Um dies auszusprechen, braucht das Revisionsgericht selbst der Frage der Prozeßfähigkeit der Klägerin nicht weiter nachzugehen; denn bei einer nicht zugelassenen Revision ist zunächst nur zu untersuchen, ob der Mangel der Prozeßfähigkeit ordnungsgemäß gerügt worden ist, und erst, wenn dies bejaht wird, ob der Mangel auch vorliegt. Fehlt es daran, dann ist das Rechtsmittel nicht wirksam angebracht und dem übergeordneten Gericht nicht die Befugnis verliehen, auf die Sache einzugehen und in den Bestand des angefochtenen Urteils einzugreifen.
Die Statthaftigkeit der Revision wird auch nicht durch das Vorbringen begründet, das LSG habe die Vorschrift des § 109 SGG verletzt, indem es den von der Klägerin bestimmten Arzt - Prof. Dr. Döring, Hamburg - nicht gutachtlich gehört habe. Der von der Klägerin angenommene Verstoß gegen § 109 SGG liegt nicht vor. Es trifft nicht zu, daß das LSG die Klägerin vor Ablehnung des auf § 109 SGG gestützten Antrags zur Zahlung einer genau festgelegten Geldsumme hätte auffordern müssen. Der Antragsteller hat zwar in der Regel ein Recht darauf zu erfahren, wie hoch der von ihm zu leistende Kostenvorschuß sein wird (BSG 2, 258); gibt er aber rundweg, ohne die Frage nach dem Betrag zu stellen, die Erklärung ab, er werde keinen Kostenvorschuß leisten, dann ist das Gericht zur Ablehnung des Antrags ohne weiteres befugt. So liegt der Fall hier, wie sich aus der Sitzungsniederschrift des LSG vom 4. März 1963 ergibt.
Es ist weiter nicht richtig, daß das LSG den Antrag abgelehnt habe, weil die Klägerin arm sei. Ein Kostenvorschuß kann auch von einem finanziell unvermögenden Antragsteller verlangt werden (BSG SozR SGG § 109 Bl. Da 13 Nr. 21). Das LSG durfte mithin die Beweisanordnung von der Bereitschaft der Klägerin, die Kosten des Gutachtens vorzuschießen, abhängig machen.

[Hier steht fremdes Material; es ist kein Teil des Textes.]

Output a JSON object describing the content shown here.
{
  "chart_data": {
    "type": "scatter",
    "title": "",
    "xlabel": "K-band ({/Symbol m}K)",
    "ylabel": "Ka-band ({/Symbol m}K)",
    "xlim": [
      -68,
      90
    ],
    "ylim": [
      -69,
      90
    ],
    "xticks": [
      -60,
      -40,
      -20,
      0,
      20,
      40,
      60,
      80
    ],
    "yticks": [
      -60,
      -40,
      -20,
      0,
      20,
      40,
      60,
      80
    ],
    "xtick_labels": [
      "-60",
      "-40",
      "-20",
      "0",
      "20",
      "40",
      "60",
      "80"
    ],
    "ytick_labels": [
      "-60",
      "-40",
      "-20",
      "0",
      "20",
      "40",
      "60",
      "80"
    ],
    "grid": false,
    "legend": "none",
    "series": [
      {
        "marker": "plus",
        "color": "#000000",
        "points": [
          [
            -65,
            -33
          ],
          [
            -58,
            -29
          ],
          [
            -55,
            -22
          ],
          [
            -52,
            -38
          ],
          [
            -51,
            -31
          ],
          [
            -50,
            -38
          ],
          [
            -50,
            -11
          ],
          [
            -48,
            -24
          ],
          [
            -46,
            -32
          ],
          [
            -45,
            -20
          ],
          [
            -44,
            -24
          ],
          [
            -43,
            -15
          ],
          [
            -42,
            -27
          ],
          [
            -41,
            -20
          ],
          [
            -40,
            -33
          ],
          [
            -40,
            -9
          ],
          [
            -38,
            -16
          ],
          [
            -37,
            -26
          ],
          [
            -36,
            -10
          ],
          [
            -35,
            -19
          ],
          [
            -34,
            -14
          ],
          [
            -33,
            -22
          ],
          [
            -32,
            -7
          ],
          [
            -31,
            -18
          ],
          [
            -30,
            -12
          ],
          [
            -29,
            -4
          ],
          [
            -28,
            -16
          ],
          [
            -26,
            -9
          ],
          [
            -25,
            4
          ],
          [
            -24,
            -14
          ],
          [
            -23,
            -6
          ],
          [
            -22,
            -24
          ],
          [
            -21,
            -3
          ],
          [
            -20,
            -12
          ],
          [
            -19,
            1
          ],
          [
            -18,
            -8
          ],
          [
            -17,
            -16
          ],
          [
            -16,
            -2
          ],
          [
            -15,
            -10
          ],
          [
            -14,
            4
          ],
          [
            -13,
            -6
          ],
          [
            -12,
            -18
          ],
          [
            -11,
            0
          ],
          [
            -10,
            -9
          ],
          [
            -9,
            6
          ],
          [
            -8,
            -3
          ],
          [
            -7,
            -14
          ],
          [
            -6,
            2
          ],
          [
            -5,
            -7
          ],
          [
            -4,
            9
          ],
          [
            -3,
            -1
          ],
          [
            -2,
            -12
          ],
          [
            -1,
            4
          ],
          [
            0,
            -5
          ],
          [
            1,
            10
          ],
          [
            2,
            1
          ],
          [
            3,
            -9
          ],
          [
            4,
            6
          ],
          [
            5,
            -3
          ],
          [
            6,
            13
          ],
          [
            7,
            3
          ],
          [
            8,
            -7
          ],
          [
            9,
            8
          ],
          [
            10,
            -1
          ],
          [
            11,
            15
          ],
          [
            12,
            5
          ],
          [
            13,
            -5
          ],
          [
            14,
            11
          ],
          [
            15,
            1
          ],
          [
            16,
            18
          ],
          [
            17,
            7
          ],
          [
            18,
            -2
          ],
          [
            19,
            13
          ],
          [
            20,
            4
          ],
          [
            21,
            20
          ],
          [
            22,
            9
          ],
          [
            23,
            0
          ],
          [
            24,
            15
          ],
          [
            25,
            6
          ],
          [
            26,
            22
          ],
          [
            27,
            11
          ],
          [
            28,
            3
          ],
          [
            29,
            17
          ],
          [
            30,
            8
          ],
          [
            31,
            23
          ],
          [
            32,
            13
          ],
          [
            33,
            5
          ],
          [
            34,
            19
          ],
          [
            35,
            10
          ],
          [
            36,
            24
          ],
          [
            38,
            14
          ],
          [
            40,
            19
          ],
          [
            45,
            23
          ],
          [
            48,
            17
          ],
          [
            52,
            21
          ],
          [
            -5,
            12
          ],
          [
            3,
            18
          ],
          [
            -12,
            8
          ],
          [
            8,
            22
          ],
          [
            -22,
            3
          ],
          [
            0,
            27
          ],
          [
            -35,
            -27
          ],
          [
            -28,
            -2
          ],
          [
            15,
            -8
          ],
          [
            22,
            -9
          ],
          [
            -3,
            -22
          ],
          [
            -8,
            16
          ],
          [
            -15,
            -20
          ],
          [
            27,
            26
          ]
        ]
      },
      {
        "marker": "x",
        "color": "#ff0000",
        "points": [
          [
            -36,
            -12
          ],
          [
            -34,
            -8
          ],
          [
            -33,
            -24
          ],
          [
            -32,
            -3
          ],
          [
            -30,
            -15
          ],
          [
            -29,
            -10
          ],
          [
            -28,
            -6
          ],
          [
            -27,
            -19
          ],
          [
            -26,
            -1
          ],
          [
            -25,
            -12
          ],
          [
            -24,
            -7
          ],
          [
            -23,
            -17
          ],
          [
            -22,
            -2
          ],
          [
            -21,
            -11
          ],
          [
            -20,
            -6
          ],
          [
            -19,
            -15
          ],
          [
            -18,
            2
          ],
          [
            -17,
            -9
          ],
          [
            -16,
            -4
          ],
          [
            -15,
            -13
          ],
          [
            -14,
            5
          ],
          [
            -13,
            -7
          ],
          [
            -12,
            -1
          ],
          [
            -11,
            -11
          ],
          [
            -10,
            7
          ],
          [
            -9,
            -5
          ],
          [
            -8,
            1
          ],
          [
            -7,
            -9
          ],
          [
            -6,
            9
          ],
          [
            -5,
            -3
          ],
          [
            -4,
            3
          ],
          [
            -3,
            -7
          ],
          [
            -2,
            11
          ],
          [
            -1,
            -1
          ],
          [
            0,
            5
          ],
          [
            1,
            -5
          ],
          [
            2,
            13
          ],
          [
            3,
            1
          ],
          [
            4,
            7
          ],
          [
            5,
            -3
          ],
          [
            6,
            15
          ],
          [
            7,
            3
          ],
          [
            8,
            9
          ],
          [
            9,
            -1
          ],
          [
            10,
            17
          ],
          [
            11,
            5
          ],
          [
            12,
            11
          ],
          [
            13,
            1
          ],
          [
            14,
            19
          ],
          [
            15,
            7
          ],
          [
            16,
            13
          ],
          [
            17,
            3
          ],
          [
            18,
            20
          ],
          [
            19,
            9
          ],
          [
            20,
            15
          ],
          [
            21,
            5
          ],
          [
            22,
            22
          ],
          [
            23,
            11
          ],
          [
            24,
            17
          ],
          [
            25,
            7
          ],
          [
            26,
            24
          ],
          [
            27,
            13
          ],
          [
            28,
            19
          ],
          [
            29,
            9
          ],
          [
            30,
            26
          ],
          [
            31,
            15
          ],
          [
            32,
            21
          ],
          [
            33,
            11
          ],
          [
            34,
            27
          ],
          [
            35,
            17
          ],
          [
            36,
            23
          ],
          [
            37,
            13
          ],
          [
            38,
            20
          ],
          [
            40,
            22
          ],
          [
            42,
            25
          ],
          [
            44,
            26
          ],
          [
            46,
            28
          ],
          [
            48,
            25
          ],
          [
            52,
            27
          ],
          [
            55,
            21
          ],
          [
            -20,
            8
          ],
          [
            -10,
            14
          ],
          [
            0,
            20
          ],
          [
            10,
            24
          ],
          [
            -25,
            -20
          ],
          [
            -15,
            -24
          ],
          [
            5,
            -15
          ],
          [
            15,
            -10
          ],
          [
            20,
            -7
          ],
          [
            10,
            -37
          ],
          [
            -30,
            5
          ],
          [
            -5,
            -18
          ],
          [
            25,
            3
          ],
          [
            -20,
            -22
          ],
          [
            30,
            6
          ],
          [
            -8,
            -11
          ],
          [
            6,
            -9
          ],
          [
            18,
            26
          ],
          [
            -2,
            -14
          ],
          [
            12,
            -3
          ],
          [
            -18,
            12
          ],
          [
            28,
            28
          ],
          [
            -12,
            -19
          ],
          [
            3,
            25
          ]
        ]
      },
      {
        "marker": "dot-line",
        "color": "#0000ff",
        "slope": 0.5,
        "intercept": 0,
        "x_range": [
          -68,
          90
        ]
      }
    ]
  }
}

Dem LSG kann ferner nicht zur Last gelegt werden, daß es nicht genügend auf die Eigenart des Leidens der Klägerin eingegangen und sich nicht fachärztlich nach dem neuesten Stand der medizinischen Wissenschaft habe beraten lassen. Die Vielzahl der in diesem Rechtsstreit und in den unmittelbar vorausgegangenen Verfahren befragten Sachverständigen, zu denen auch solche des Fachgebiets der Neurologie und Psychiatrie gehörten, gestattete es dem Berufungsgericht, davon überzeugt zu sein, daß seine Tatsachenfeststellung auf zureichenden Unterlagen beruhte.
Die Revision bleibt deshalb unzulässig und ist zu verwerfen (§§ 169, 193 Abs. 4 SGG).
Eine Beschwerde gegen die Nichtzulassung der Revision ist im Sozialgerichtsverfahren nicht vorgesehen und damit unstatthaft.